L’économie marocaine devrait conserver un rythme soutenu en 2026, même si la croissance est appelée à ralentir. La Banque mondiale anticipe une progression de 4,2 %, contre 4,9 % en 2025, un niveau qui avait constitué la meilleure performance enregistrée depuis dix ans.
Le rebond de l’activité agricole a largement contribué aux résultats de l’année dernière. Il s’est accompagné d’une forte accélération des dépenses publiques consacrées aux infrastructures, à l’approche de la Coupe du monde 2030 organisée conjointement par le Maroc, l’Espagne et le Portugal.
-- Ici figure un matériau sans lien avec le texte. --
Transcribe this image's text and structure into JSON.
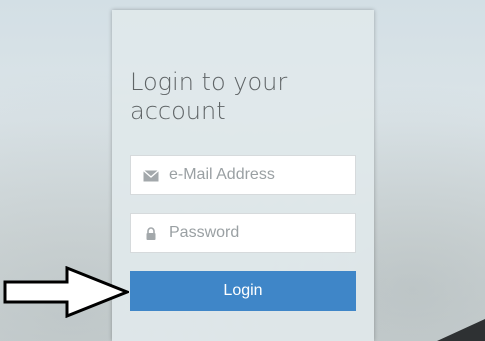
{
  "login": {
    "title": "Login to your account",
    "email": {
      "value": "",
      "placeholder": "e-Mail Address",
      "icon": "envelope-icon"
    },
    "password": {
      "value": "",
      "placeholder": "Password",
      "icon": "lock-icon"
    },
    "submit_label": "Login"
  },
  "annotation": {
    "icon": "right-arrow-icon"
  },
  "colors": {
    "button": "#3f86c8",
    "card": "#e0e8eb",
    "title": "#5f6466",
    "icon": "#9aa0a3"
  }
}
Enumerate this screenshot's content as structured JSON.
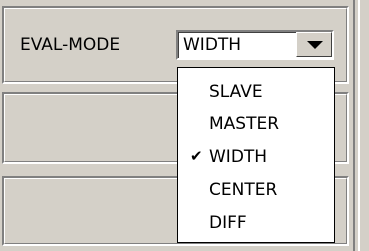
{
  "eval_mode": {
    "label": "EVAL-MODE",
    "selected": "WIDTH"
  },
  "dropdown": {
    "options": [
      {
        "label": "SLAVE",
        "checked": false
      },
      {
        "label": "MASTER",
        "checked": false
      },
      {
        "label": "WIDTH",
        "checked": true
      },
      {
        "label": "CENTER",
        "checked": false
      },
      {
        "label": "DIFF",
        "checked": false
      }
    ],
    "check_mark": "✔"
  },
  "icons": {
    "combo_arrow": "chevron-down-icon",
    "check": "checkmark-icon"
  }
}
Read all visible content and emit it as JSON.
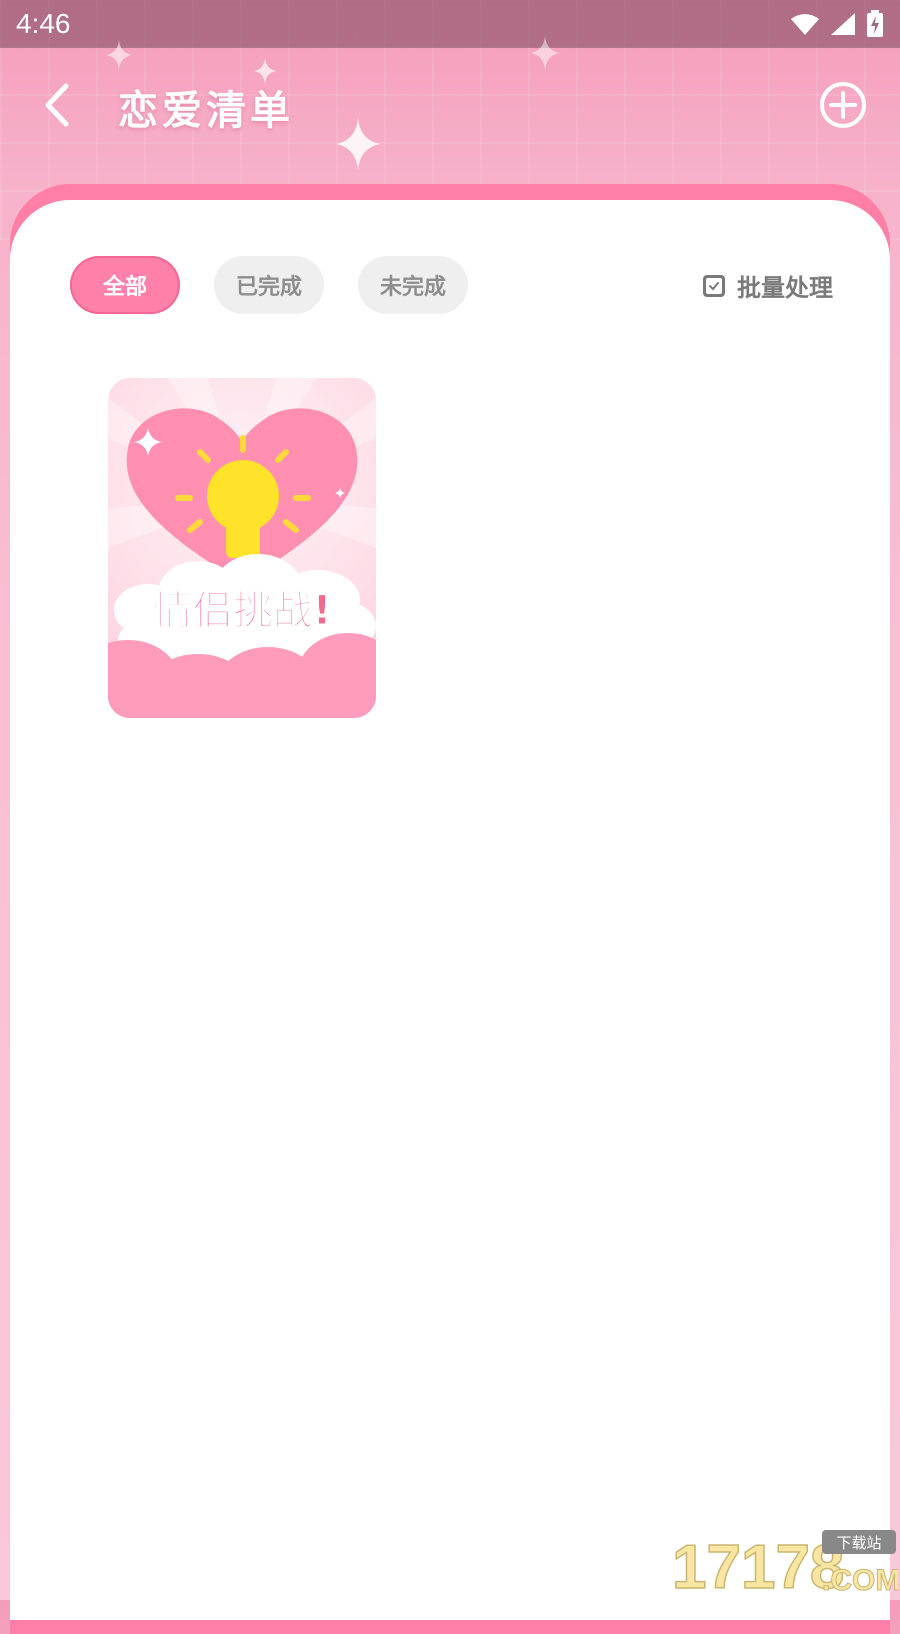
{
  "status_bar": {
    "time": "4:46"
  },
  "header": {
    "title": "恋爱清单"
  },
  "filters": [
    {
      "label": "全部",
      "active": true
    },
    {
      "label": "已完成",
      "active": false
    },
    {
      "label": "未完成",
      "active": false
    }
  ],
  "batch": {
    "label": "批量处理"
  },
  "items": [
    {
      "title": "情侣挑战!"
    }
  ],
  "watermark": {
    "main": "17178",
    "sub": "下载站",
    "domain": ".COM"
  },
  "colors": {
    "accent": "#ff80a8",
    "header_pink": "#f49cba",
    "chip_bg": "#efefef"
  }
}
Les investissements engagés dépassent 190 milliards de dirhams, soit environ 20 milliards de dollars. Ils concernent notamment l’extension du réseau ferroviaire, la modernisation des routes et des aéroports, ainsi que la construction ou la rénovation des stades et de plusieurs équipements urbains.
Cette politique d’investissement devrait continuer à soutenir l’activité au cours de l’année 2026. La Banque mondiale prévoit également une amélioration de la demande intérieure, tout en relevant les pressions liées au renchérissement de l’énergie dans le contexte du conflit au Moyen-Orient.
Les aléas climatiques demeurent l’une des principales fragilités de l’économie nationale. La succession des années de sécheresse menace durablement les rendements agricoles et les secteurs qui dépendent fortement de la disponibilité des ressources hydriques.
La conjoncture européenne constitue un autre facteur de vigilance. Le Maroc reste étroitement lié à l’évolution de l’activité chez ses principaux partenaires commerciaux, dont la reprise pourrait influencer les exportations et la dynamique de croissance.
La Banque mondiale considère par ailleurs que les équilibres macroéconomiques du Royaume restent robustes. Elle estime toutefois que les prochains gains de productivité dépendront de la capacité des entreprises marocaines à intégrer plus largement les technologies numériques avancées.